The company therefore needed to sell its interest in the property to fund this treatment.
Thankfully the co-owners of the property saw the benefit five years earlier in preparing what appeared at the time to be an expensive legal document.
Following a plea from the director of the company to the other co-owners, all hand snow reached for a copy of the agreement from the bottom drawer.
The agreement provided that all investors had the right to exit the property and the terms of this exit were, fortunately for all, crystal clear.
Every co-owner had the right, in these circumstances, of first refusal.
This required the departing owner to first offer their share to the others at a purchase price to be agreed upon.
If they couldn’t reach an agreement the document provided that an independent valuer be engaged to determine the value and calculate the exit price.

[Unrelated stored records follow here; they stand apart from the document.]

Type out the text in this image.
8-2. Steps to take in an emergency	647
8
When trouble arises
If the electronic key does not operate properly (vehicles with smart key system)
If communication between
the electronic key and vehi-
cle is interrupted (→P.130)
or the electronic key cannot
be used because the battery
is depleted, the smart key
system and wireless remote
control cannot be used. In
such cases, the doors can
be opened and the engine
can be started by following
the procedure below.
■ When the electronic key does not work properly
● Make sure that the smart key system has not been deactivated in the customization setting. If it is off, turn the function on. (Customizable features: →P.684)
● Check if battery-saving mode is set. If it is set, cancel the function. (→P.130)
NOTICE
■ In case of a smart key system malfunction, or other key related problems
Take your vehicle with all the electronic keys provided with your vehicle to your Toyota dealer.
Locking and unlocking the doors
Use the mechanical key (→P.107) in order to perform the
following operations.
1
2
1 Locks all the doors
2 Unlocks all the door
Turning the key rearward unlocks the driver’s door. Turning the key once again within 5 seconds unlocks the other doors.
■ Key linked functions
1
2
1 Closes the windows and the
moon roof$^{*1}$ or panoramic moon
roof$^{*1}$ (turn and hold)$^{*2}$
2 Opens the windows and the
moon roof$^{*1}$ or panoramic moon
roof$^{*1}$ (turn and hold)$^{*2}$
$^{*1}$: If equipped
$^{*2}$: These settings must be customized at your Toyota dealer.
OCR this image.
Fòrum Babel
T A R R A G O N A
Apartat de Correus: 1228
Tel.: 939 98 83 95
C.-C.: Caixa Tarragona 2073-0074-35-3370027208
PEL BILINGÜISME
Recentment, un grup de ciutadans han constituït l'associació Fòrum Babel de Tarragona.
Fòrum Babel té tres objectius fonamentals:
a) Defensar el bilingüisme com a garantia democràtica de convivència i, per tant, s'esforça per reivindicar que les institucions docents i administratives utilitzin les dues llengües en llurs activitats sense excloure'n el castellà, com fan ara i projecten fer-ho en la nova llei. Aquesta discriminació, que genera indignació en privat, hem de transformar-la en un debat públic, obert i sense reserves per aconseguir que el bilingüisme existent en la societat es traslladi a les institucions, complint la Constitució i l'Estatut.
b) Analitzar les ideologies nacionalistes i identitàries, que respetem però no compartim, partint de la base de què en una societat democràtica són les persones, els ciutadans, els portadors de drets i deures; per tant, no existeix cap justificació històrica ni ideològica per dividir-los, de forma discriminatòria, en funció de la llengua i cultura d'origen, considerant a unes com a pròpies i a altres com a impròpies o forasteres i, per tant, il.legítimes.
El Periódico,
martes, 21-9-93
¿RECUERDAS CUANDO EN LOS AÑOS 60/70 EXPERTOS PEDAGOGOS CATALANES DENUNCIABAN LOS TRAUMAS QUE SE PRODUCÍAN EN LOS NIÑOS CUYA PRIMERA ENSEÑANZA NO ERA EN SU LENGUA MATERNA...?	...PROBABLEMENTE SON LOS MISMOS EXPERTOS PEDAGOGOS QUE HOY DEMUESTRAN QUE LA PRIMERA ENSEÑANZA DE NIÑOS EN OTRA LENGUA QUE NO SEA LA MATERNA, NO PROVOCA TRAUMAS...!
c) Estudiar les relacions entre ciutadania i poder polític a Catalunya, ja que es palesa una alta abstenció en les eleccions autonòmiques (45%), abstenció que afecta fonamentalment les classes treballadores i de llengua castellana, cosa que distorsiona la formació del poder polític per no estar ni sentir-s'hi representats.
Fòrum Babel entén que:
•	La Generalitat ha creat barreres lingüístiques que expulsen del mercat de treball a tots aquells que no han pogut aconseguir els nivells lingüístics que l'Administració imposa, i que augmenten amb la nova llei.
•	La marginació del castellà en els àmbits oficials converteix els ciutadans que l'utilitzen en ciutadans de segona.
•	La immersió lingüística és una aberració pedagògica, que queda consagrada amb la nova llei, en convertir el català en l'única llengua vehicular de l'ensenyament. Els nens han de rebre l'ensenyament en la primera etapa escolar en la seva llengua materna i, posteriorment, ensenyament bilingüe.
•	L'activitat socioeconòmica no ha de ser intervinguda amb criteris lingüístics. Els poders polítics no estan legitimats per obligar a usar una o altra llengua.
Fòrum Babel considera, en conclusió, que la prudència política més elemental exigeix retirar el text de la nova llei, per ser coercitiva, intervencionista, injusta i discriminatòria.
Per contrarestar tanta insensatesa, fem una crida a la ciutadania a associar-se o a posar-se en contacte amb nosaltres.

If, following the valuation, the other co-owners didn’t want to exercise their right of first refusal, then the departing owner could offer their interest for sale to others outside the group.
The new co-owner still had to be approved by the others and in the event that the departing owner couldn’t source a new co-owner who was acceptable to the others, the agreement provided the property was put on the market for sale and sold at market price.
And what’s unfair about including such a provision in a co-ownership agreement if everyone was treated equally and all had the same rights?
Nothing at all.
So, while it appeared five years ago that there was little value or positive benefit in spending several thousand dollars in legal fees to prepare such an agreement, the reality was that in the fullness of time, it was money well spent.